Its all about Trade-Offs

Learning Notes #44 – Initial Steps on Distributed Tracing and Observability

Few days back, i read a blog post on Jaegar https://medium.com/@achanandhi.m/why-we-need-jaeger-8ba21278b5c9 by Achanandhi M, which made to look on to distributed tracing. I was in need of this tracing for my current project inside a single service. I want to have some trace_id to be passed over the classes for isolating each request from other in logs.

What is Distributed Tracing?

Distributed tracing is a method that helps you see what happens when a request is sent to an application. It shows you the path the request takes as it moves through different parts of the system, like different services or databases. This is helpful for

  • Finding where delays or errors happen.
  • Understanding how different parts of your system work together.
  • Making your application faster and more reliable.

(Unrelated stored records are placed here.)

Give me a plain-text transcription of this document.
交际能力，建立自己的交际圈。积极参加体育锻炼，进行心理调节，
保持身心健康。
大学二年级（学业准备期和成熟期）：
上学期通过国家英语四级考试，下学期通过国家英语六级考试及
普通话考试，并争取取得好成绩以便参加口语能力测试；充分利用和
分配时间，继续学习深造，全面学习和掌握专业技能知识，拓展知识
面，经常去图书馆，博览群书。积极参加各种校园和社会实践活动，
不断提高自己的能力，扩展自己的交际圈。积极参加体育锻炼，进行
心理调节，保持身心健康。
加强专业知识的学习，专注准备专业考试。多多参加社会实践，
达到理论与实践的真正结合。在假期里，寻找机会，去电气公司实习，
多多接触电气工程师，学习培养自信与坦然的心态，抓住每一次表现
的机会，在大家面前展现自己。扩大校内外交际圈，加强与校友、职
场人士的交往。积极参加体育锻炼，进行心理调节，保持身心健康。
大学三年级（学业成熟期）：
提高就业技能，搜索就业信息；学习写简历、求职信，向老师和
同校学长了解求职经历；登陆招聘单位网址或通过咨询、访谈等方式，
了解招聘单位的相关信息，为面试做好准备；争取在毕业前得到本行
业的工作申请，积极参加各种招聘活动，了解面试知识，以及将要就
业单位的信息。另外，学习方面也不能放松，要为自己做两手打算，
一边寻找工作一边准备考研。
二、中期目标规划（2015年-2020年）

When I started looking into this, I kept coming across mentions of OpenTelemetry and Jaeger. They seemed important, so I decided to learn more about how they work together to make tracing possible.

Why Does Observability Matter?

Observability is about collecting information from your system to understand what’s going on inside it. It involves three main types of data

  1. Metrics: Numbers that tell you how your system is performing, like how many requests it’s handling.
  2. Logs: Text messages that record what’s happening, like errors or warnings.
  3. Traces: A detailed map of how a request moves through your system.

I had a chat with my friend/mentor/well-wisher/brother, who is a cloud architect. During the office time we were discussing on observability, metrics, logs, traces. He also told me about telemetry, which is kind of collecting data from your application and sending it to tools that can analyze it. OpenTelemetry is one of those tools. There are many such tools out there like SigNoz, New Relic, DataDog and more.

What Are OpenTelemetry and Jaeger?

OpenTelemetry is a tool that helps you collect data from your application in a standard way. It works with logs, metrics, and traces. Jaeger is another tool that takes the tracing data collected by OpenTelemetry and lets you see it in a simple way.

  • OpenTelemetry collects data from your application.
  • Jaeger takes that data and shows you a clear picture of how requests are moving through your system.

How Does OpenTelemetry Collect Logs and Traces?

One of my first questions was: How does OpenTelemetry get logs and traces from my application? Here’s what I learned

  1. Instrumentation: You add OpenTelemetry to your application, so it knows what to collect.
  2. Context Propagation: It automatically adds information like a request ID to logs, so you can connect them to traces.
  3. Exporting: OpenTelemetry sends the collected data to a tool like Jaeger, where you can analyze it.

I found an OpenTelemetry SDK for Python that makes this process simple. There’s also 2 YouTube [2]videos I watched that showed how to set it up for my app. It really helped me see how everything fits together.

How Logs and Traces Work Together

Another thing I learned is that traces and logs are not the same, but they work well together. Traces help you see the big picture of how requests move through your system, while logs give you detailed information about what’s happening inside each part. When you use OpenTelemetry, it adds trace IDs to your logs so you can easily match them up.

What I Learned

  1. Tracing Makes Complex Systems Easier to Understand – It’s like having a map of your application that shows where things are slow or broken. Not recommended for smaller apps.
  2. OpenTelemetry Simplifies Data Collection – It provides tools to collect logs and traces without much effort.
  3. Jaeger Helps Visualize Traces – Jaeger shows the collected data in a way that’s easy to read and understand.
  4. Logs and Traces Work Better Together – Combining these gives you a complete view of what’s happening in your system.

What’s Next for Me?

I’m planning to keep learning about observability and applying it to my projects. I want to see how these tools can make debugging and improving my applications easier. If you’re curious about understanding how your applications work or want to make them better, I think distributed tracing and tools like OpenTelemetry and Jaeger are worth exploring. Will be exploring on these front more. As its good to know available tools for a future tech architect.